On the learning mechanism of adaptive filters

• Published in: IEEE transactions on signal processing Vol. 48; no. 6; pp. 1609 - 1625
• Main Authors: Nascimento, V.H., Sayed, A.H.
• Format: Journal Article
• Language: English
• Published: New York IEEE 01.06.2000; The Institute of Electrical and Electronics Engineers, Inc. (IEEE)

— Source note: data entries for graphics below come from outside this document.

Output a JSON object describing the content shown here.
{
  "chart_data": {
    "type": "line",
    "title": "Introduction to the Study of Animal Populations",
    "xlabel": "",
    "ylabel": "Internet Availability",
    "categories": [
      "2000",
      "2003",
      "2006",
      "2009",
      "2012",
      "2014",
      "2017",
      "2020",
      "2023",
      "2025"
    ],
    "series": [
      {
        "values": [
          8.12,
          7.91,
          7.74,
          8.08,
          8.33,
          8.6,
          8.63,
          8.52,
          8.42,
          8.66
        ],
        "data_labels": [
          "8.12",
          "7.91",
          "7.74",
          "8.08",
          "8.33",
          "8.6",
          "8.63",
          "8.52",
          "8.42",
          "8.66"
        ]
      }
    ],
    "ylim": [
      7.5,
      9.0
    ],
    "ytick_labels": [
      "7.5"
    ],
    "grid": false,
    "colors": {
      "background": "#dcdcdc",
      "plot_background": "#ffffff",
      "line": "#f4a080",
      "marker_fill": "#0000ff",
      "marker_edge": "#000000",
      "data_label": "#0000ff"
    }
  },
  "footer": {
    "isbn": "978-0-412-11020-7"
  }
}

• Subjects: Adaptive filters; Adaptive systems; Analytical models; Chebyshev approximation; Convergence; Laboratories; Learning; Learning curves; Learning systems; Least squares approximation; Mathematical analysis; Signal processing; Simulation; Size measurement; Stability; Stability analysis; Studies
• ISSN: 1053-587X; 1941-0476
• DOI: 10.1109/78.845919

This paper highlights, both analytically and by simulations, some interesting phenomena regarding the behavior of ensemble-average learning curves of adaptive filters that may have gone unnoticed. Among other results, the paper shows that even ensemble-average learning curves of single-tap LMS filters actually exhibit two distinct rates of convergence: one for the initial time instants and another, faster one, for later time instants. In addition, such curves tend to converge faster than predicted by mean-square theory and can converge even when a mean-square stability analysis predicts divergence. These effects tend to be magnified by increasing the step size. Two of the conclusions that follow from this work are (1) the mean-square stability alone may not be the most appropriate performance measure, especially for larger step sizes. A combination of mean-square stability and almost sure (a.s.) stability seems to be more appropriate. (2) Care is needed while interpreting ensemble-average curves for larger step sizes. The curves can lead to erroneous conclusions unless a large number of experiments are averaged (at times of the order of tens of thousands or higher).